Today there is none of this. The sun blows
Through the day contained by its usual
Concerns and too far away to have to do
With sound and its eccentricities.

I find myself trying to speak. The words
Begin to come out then stop, confused
That they might be mispronounced or tired

From the effort. I know they want to tell
You so much, how much I really care

But they are absorbed like alcohol in an alcoholic.

__________________

FARM
—D.R. Wagner

I was once a farm.
The soft lips of dairy cows
Across my skin. The wheat
Discovering the sun and yes
The vegetables, huge books
Full of them, gardens they were

Called and too the rooster
And the hens and cats and dog,
A lamb, three goats in pens,

A pig, then two and Tommy
Took a horse awhile, and that
Was nice.
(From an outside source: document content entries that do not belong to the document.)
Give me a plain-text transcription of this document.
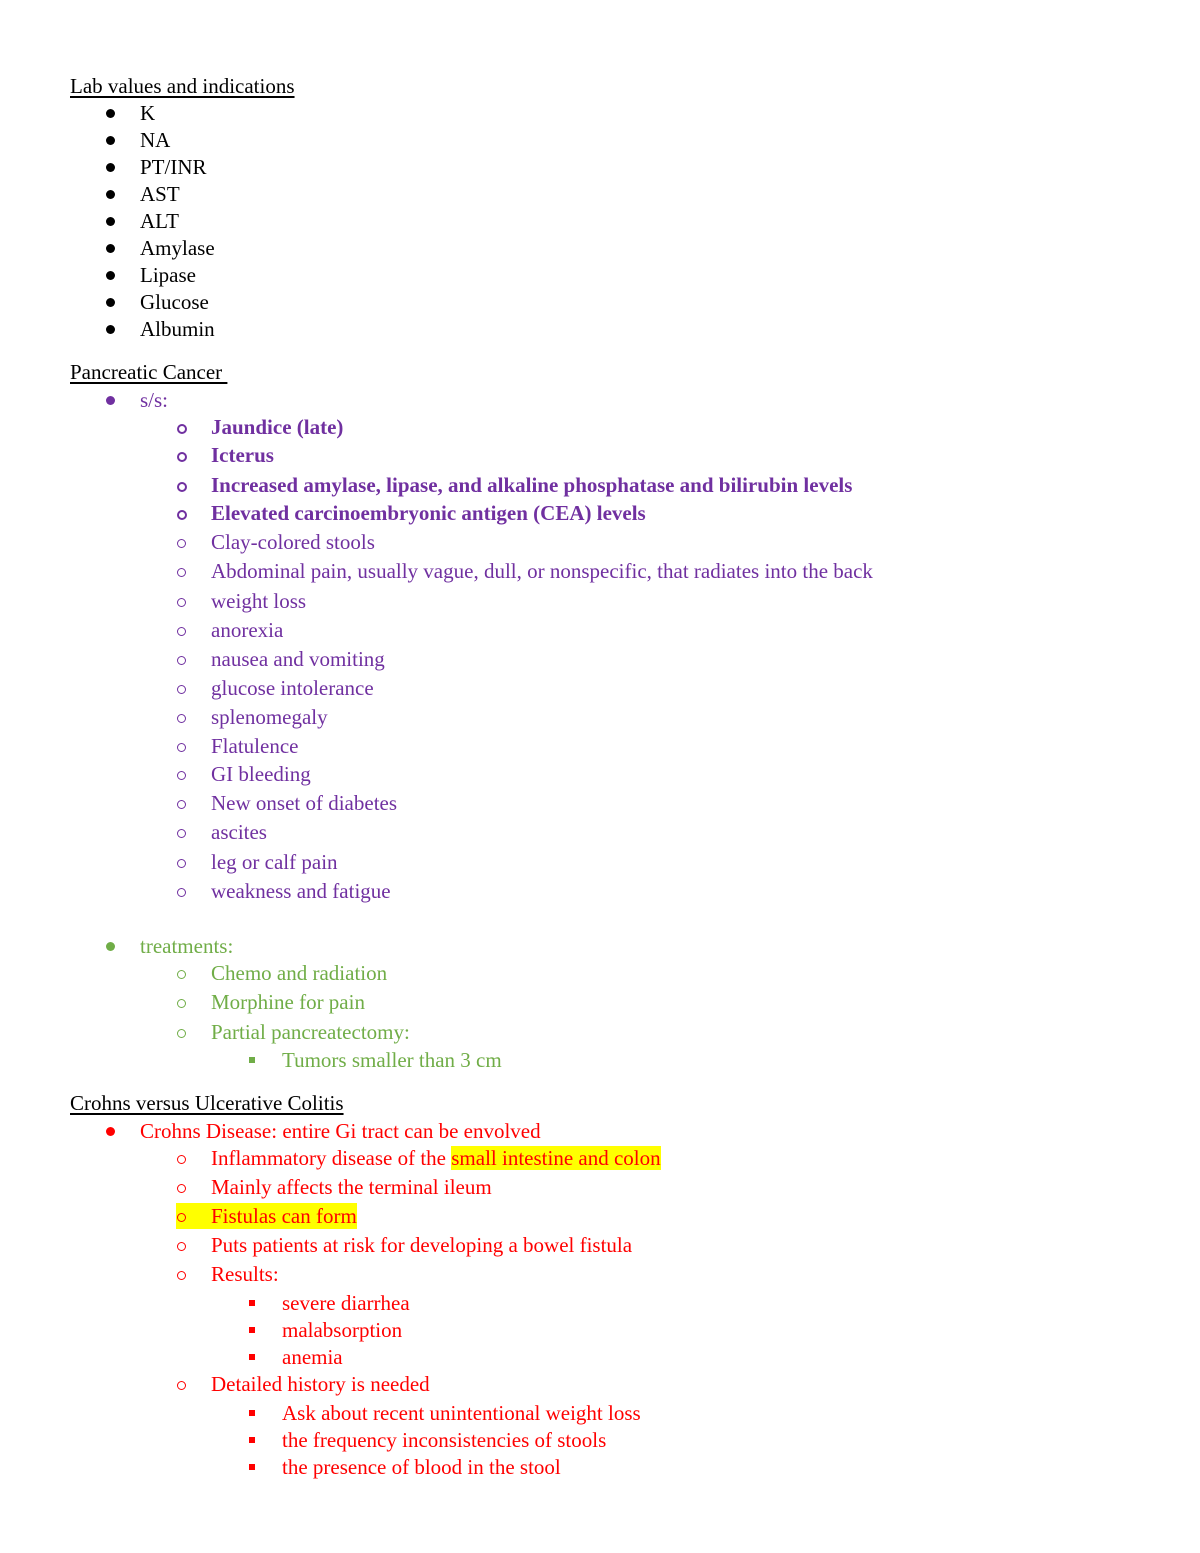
Lab values and indications
K
NA
PT/INR
AST
ALT
Amylase
Lipase
Glucose
Albumin
Pancreatic Cancer
s/s:
Jaundice (late)
Icterus
Increased amylase, lipase, and alkaline phosphatase and bilirubin levels
Elevated carcinoembryonic antigen (CEA) levels
Clay-colored stools
Abdominal pain, usually vague, dull, or nonspecific, that radiates into the back
weight loss
anorexia
nausea and vomiting
glucose intolerance
splenomegaly
Flatulence
GI bleeding
New onset of diabetes
ascites
leg or calf pain
weakness and fatigue
treatments:
Chemo and radiation
Morphine for pain
Partial pancreatectomy:
Tumors smaller than 3 cm
Crohns versus Ulcerative Colitis
Crohns Disease: entire Gi tract can be envolved
Inflammatory disease of the small intestine and colon
Mainly affects the terminal ileum
Fistulas can form
Puts patients at risk for developing a bowel fistula
Results:
severe diarrhea
malabsorption
anemia
Detailed history is needed
Ask about recent unintentional weight loss
the frequency inconsistencies of stools
the presence of blood in the stool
His day: the pumps
And wagons, tools and working
The while. I was once
A farm. And now, a vacant parking lot
At the side of a Target store.



FOR THE FARMER
—Photo and poem by Ronald Edwin Lane

In this cold cathedral
They wait in shadows
Useless
Peering through stained slats
Praying for a touch of sun,
And
For the farmer to return
And give their lives
Meaning

__________________

Today's LittleNip:

That man Leeuwenhoek was like a puppy who sniffs—with a totally impolite disregard of discrimination—at every object of the world around him!

—Paul de Kruif

__________________

—Medusa

(The boat photo at the top is our ekphrastic Seed of the Week; make of it what you will.)